A dor da inutilidade invadiu do meu coração. Cadê a luz que deveríamos brilhar para esses ribeirinhos perdidos? Nós não avançamos tanto quanto o pecado naquele lugar. Em vez das pessoas buscarem em Cristo o alívio de suas cargas e a esperança para se reconstruir, eles iam ao pecado, esse que aparentemente tinha o conforto mais rápido. Porém, no fim, só contribuía com mais desgraças.

— Por isso que a bíblia em Romanos 3 que os homens não conhecem o caminho da paz. Não há ninguém que busque a Deus — declarei para todos que se encontravam na sala, seja quem fosse. Eu não podia ficar só lamentando a minha situação. — Só Deus pode convencer o coração do pecador e  iluminar a mente do ímpio.

— Nós só podemos levar a palavras aos ouvidos dos homens, quem faz descer ao coração é o Espírito Santo e por isso precisamos orar! Isso é vital em meio a essa grande seca tanto natural quanto dessas vidas. — Nicolas complementou minhas palavras.

— Quão falhos e imperfeitos somos — Jamile pronunciou. — Como Ele pode querer contar com a gente para anunciar o seu evangelho? Os anjos fariam o trabalho melhor.

— Mas é porque Ele quer que façamos parte da sua grande obra na terra. Pregar o evangelho é um privilégio, porém Deus ainda permite nossas fraquezas para sempre lembrarmos que a obra é dEle e só avança por Suas mãos — Tiago declarou com firmeza.

As palavras dele foram como golpe no meu coração "A obra dEle e avança por Suas mãos". Será que eu tinha esquecido isso? Será que todo esse tempo estava lutando com minhas forças?

— Cristo e o seu poder é a nossa única esperança disso tudo dar certo. Se ele não intervir não avançaremos — Mariana falou, nos levando a lembrar da graça do Senhor.

— Ele é a única arma que temos para tudo na vida. Em todas as coisas. —  Larissa, nossa enfermeira, entrou na conversa.

Cristo era mesmo a nossa esperança. Em tudo deveríamos esperar nele. Eu só podia crer no poder dele para me curar, para concluir aquela missão, resolver as indagações do meu coração. Eram tantas coisas e nós só podíamos esperar com confiança.

— Eita! — Uma voz feminina ressoou na sala, nos tirando do assunto que falávamos.

— O quê? — eu indiquei para a pessoa que tinha exclamado.

— Parece que com chegada dos militares as meninas se alvoroçaram mais!

— De quem está falando, Jeniffer? — Senti Nicolas sair de perto de mim para checar a situação.

— Nossa! Eu só espero que nenhum deles se deixem levar — Marina declarou um pouco distante.

Meu coração ficou aflito porque Artur podia ser um desses homens. Eu sabia que a Vivian desejava o conquistar e, com sinceridade, não podia confiar totalmente se ele resistiria por tanto tempo à tentação. Afinal, ele era um jovem viúvo cujo instintos masculinos estão em máxima.
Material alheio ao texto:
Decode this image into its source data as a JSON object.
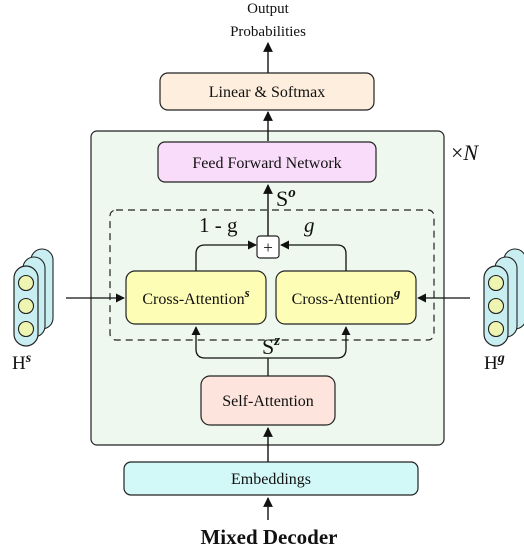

"Preserve o Artur, Deus! Que ele tema mais a ti do que seus próprios anseios carnais" Essa foi minha breve oração.

— Olha que conseguiu atravessar o mar vermelho e chegar? — Era Jeniffer fazendo piada.

— Lia? — O timbre daquele belo tenente nunca podia ser confundido.
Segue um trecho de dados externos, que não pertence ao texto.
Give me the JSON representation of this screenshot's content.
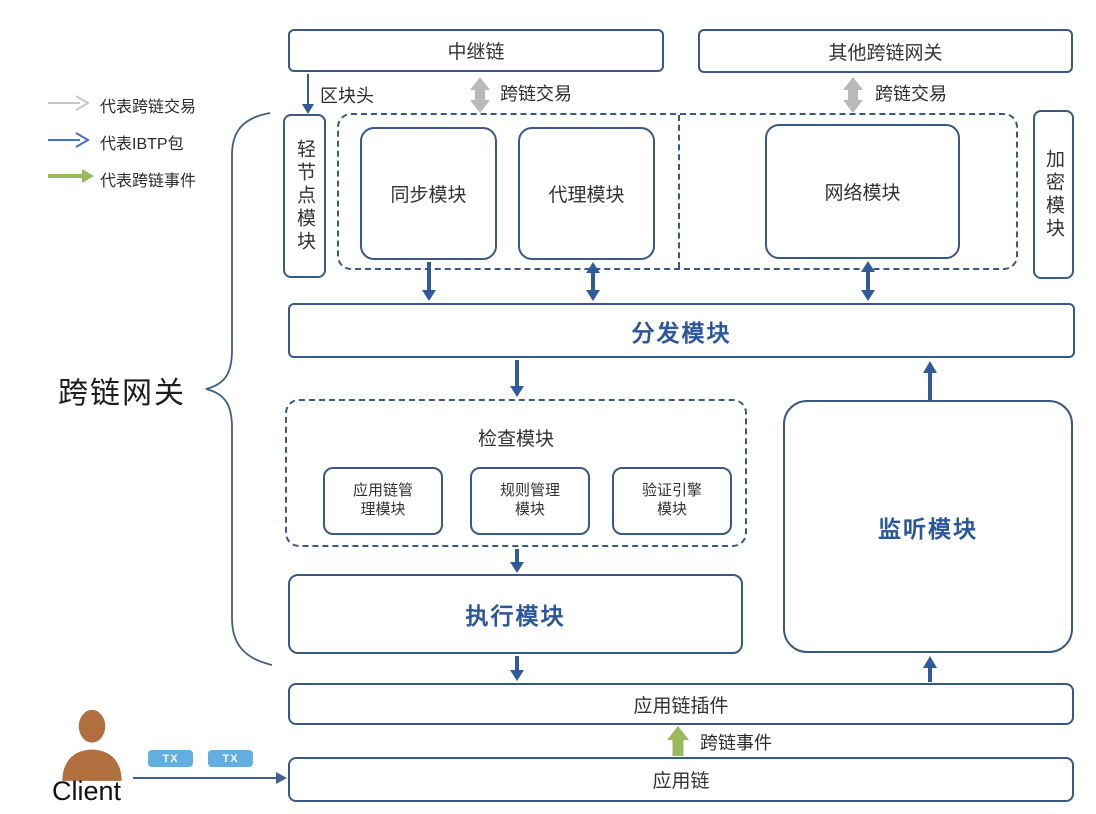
{
  "legend": {
    "items": [
      {
        "name": "cross-chain-tx-arrow",
        "label": "代表跨链交易",
        "color": "#c6c6c6"
      },
      {
        "name": "ibtp-arrow",
        "label": "代表IBTP包",
        "color": "#4472c4"
      },
      {
        "name": "cross-chain-event-arrow",
        "label": "代表跨链事件",
        "color": "#9ab85c"
      }
    ]
  },
  "gateway_brace_label": "跨链网关",
  "nodes": {
    "relay_chain": "中继链",
    "other_gateways": "其他跨链网关",
    "light_node": "轻节点模块",
    "sync": "同步模块",
    "proxy": "代理模块",
    "network": "网络模块",
    "crypto": "加密模块",
    "dispatch": "分发模块",
    "check": "检查模块",
    "appchain_mgmt": "应用链管\n理模块",
    "rule_mgmt": "规则管理\n模块",
    "verify_engine": "验证引擎\n模块",
    "listen": "监听模块",
    "exec": "执行模块",
    "plugin": "应用链插件",
    "appchain": "应用链"
  },
  "edge_labels": {
    "block_header": "区块头",
    "cross_chain_tx_left": "跨链交易",
    "cross_chain_tx_right": "跨链交易",
    "cross_chain_event": "跨链事件"
  },
  "client": {
    "label": "Client",
    "tx_badges": [
      "TX",
      "TX"
    ]
  },
  "colors": {
    "box_border": "#3a5884",
    "arrow_blue": "#2f5b9d",
    "arrow_gray": "#b9b9b9",
    "arrow_green": "#9ab85c",
    "accent_text": "#2b579a",
    "tx_badge": "#62aee0",
    "client_icon": "#b06f3e"
  }
}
— Artur! — Senti meu estômago pegar fogo. Nem parecia que tinha falado com ele há poucos dias.

A situação era que cada vez mais estava me apegando a ele e ficar longe se tornava uma mini tortura. O que aconteceu com você, Lia? indaguei para mim mesma.

— Eu trouxe algo para você. — Ouvi seus passos se aproximando?

— É um presente? — questionei curiosa.

— Pode ver como um presente. — Ele estendeu para mim e assim que toquei no objeto meu coração se despedaçou de vez.

🪵

A margarida aqui apareceu, pretendo não mais sumir!